Guilmartain is talking about naval gunnery, the entire quote in the intial post is a bit of context. Guilmartain's more than 30 years old work is an excellent for those interested in galley warfare but as source for land warfare in the 16th Century it is very limited. Guilmartin essentialy cherry-picks a single quote from a land artillery manual to support his notion that artillery ranges on land were just as limited as at sea. And breaching walls is done at completly diffrent ranges than firing at troops in a battle.

A less biased look at the artillery manuals reveal a rather diffrent picture.
According to Dambach the logn barreled Culverines had effective ranges in battle of 1200-1950 meters (I'm providing the converted ranges calcualted by the General staff). The short barreled artillery such as the Cannon (Cartaunen)had ranges out to 750 meters.

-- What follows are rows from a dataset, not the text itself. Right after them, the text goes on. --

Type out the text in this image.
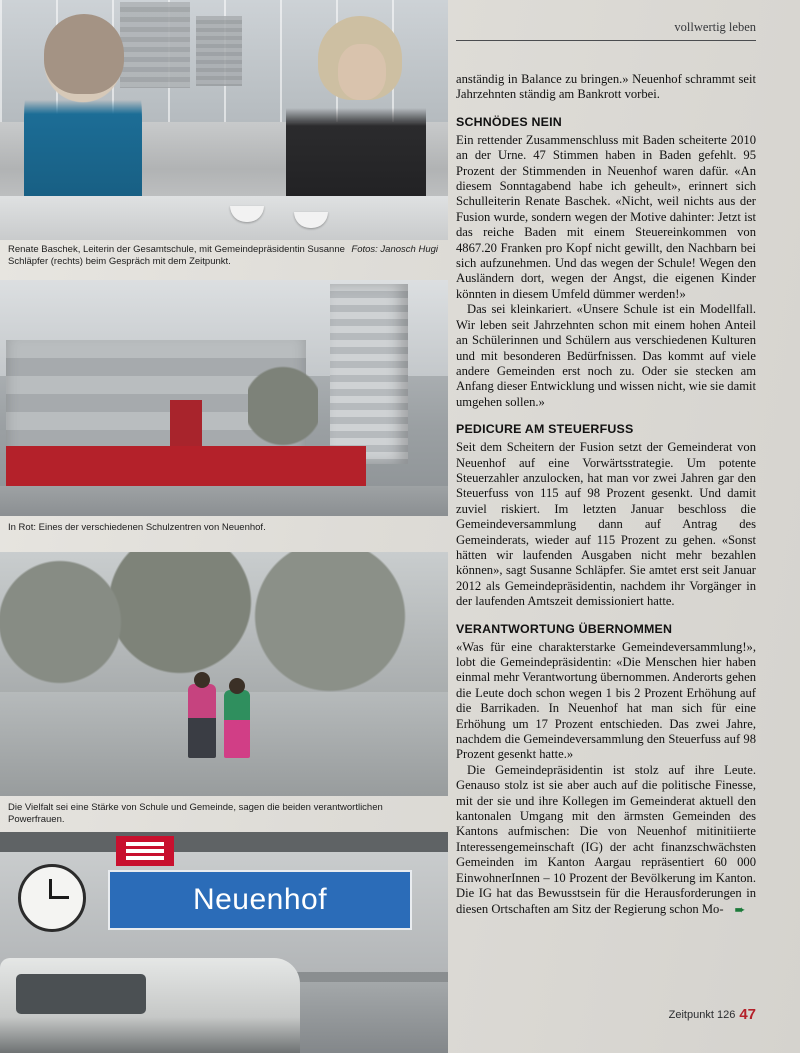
Fotos: Janosch Hugi
Renate Baschek, Leiterin der Gesamtschule, mit Gemeindepräsidentin Susanne Schläpfer (rechts) beim Gespräch mit dem Zeitpunkt.
In Rot: Eines der verschiedenen Schulzentren von Neuenhof.
Die Vielfalt sei eine Stärke von Schule und Gemeinde, sagen die beiden verantwortlichen Powerfrauen.
Neuenhof
vollwertig leben

anständig in Balance zu bringen.» Neuenhof schrammt seit Jahrzehnten ständig am Bankrott vorbei.

SCHNÖDES NEIN

Ein rettender Zusammenschluss mit Baden scheiterte 2010 an der Urne. 47 Stimmen haben in Baden gefehlt. 95 Prozent der Stimmenden in Neuenhof waren dafür. «An diesem Sonntagabend habe ich geheult», erinnert sich Schulleiterin Renate Baschek. «Nicht, weil nichts aus der Fusion wurde, sondern wegen der Motive dahinter: Jetzt ist das reiche Baden mit einem Steuereinkommen von 4867.20 Franken pro Kopf nicht gewillt, den Nachbarn bei sich aufzunehmen. Und das wegen der Schule! Wegen den Ausländern dort, wegen der Angst, die eigenen Kinder könnten in diesem Umfeld dümmer werden!»

Das sei kleinkariert. «Unsere Schule ist ein Modellfall. Wir leben seit Jahrzehnten schon mit einem hohen Anteil an Schülerinnen und Schülern aus verschiedenen Kulturen und mit besonderen Bedürfnissen. Das kommt auf viele andere Gemeinden erst noch zu. Oder sie stecken am Anfang dieser Entwicklung und wissen nicht, wie sie damit umgehen sollen.»

PEDICURE AM STEUERFUSS

Seit dem Scheitern der Fusion setzt der Gemeinderat von Neuenhof auf eine Vorwärtsstrategie. Um potente Steuerzahler anzulocken, hat man vor zwei Jahren gar den Steuerfuss von 115 auf 98 Prozent gesenkt. Und damit zuviel riskiert. Im letzten Januar beschloss die Gemeindeversammlung dann auf Antrag des Gemeinderats, wieder auf 115 Prozent zu gehen. «Sonst hätten wir laufenden Ausgaben nicht mehr bezahlen können», sagt Susanne Schläpfer. Sie amtet erst seit Januar 2012 als Gemeindepräsidentin, nachdem ihr Vorgänger in der laufenden Amtszeit demissioniert hatte.

VERANTWORTUNG ÜBERNOMMEN

«Was für eine charakterstarke Gemeindeversammlung!», lobt die Gemeindepräsidentin: «Die Menschen hier haben einmal mehr Verantwortung übernommen. Anderorts gehen die Leute doch schon wegen 1 bis 2 Prozent Erhöhung auf die Barrikaden. In Neuenhof hat man sich für eine Erhöhung um 17 Prozent entschieden. Das zwei Jahre, nachdem die Gemeindeversammlung den Steuerfuss auf 98 Prozent gesenkt hatte.»

Die Gemeindepräsidentin ist stolz auf ihre Leute. Genauso stolz ist sie aber auch auf die politische Finesse, mit der sie und ihre Kollegen im Gemeinderat aktuell den kantonalen Umgang mit den ärmsten Gemeinden des Kantons aufmischen: Die von Neuenhof mitinitiierte Interessengemeinschaft (IG) der acht finanzschwächsten Gemeinden im Kanton Aargau repräsentiert 60 000 EinwohnerInnen – 10 Prozent der Bevölkerung im Kanton. Die IG hat das Bewusstsein für die Herausforderungen in diesen Ortschaften am Sitz der Regierung schon Mo- ➨

Zeitpunkt 126 47
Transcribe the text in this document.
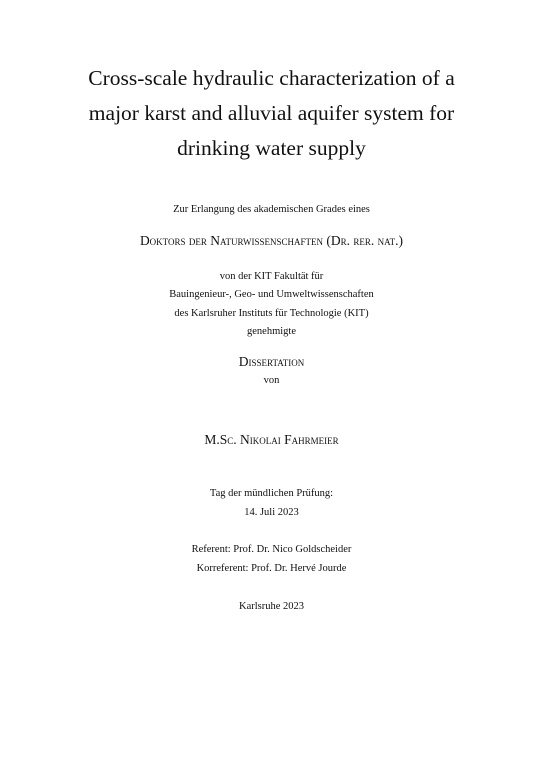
Cross-scale hydraulic characterization of a
major karst and alluvial aquifer system for
drinking water supply
Zur Erlangung des akademischen Grades eines
Doktors der Naturwissenschaften (Dr. rer. nat.)
von der KIT Fakultät für
Bauingenieur-, Geo- und Umweltwissenschaften
des Karlsruher Instituts für Technologie (KIT)
genehmigte
Dissertation
von
M.Sc. Nikolai Fahrmeier
Tag der mündlichen Prüfung:
14. Juli 2023
Referent: Prof. Dr. Nico Goldscheider
Korreferent: Prof. Dr. Hervé Jourde
Karlsruhe 2023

Wallhausen provides ranges of 1000 (750m) to 650 (490m) paces for his short Cannon.

Diego Uffano who prefered long barreld guns in the culverine style quotes ranges of 1429 to 558 paces dependign on the weight of the shot. (That's 972 to 439 meters)

Against the deep formations used in the 16th Century even long range artillery fire coudl be highly lethal, at Ravenna 1512 a single shot killed 33 men-at-arms and the intense artillery fire all but broke the Gascon foot .

However gunnery was and is a high specialised skill which is easily lost if not kept alive with money and training. Hence the French artillery which was a highly skilled force well ahead of it's time for the three first decades of the 16th Century had decayed into a force little diffrent from the other european artillery by the 1560's. Hence the varyign performance of the French artillery throughout the period.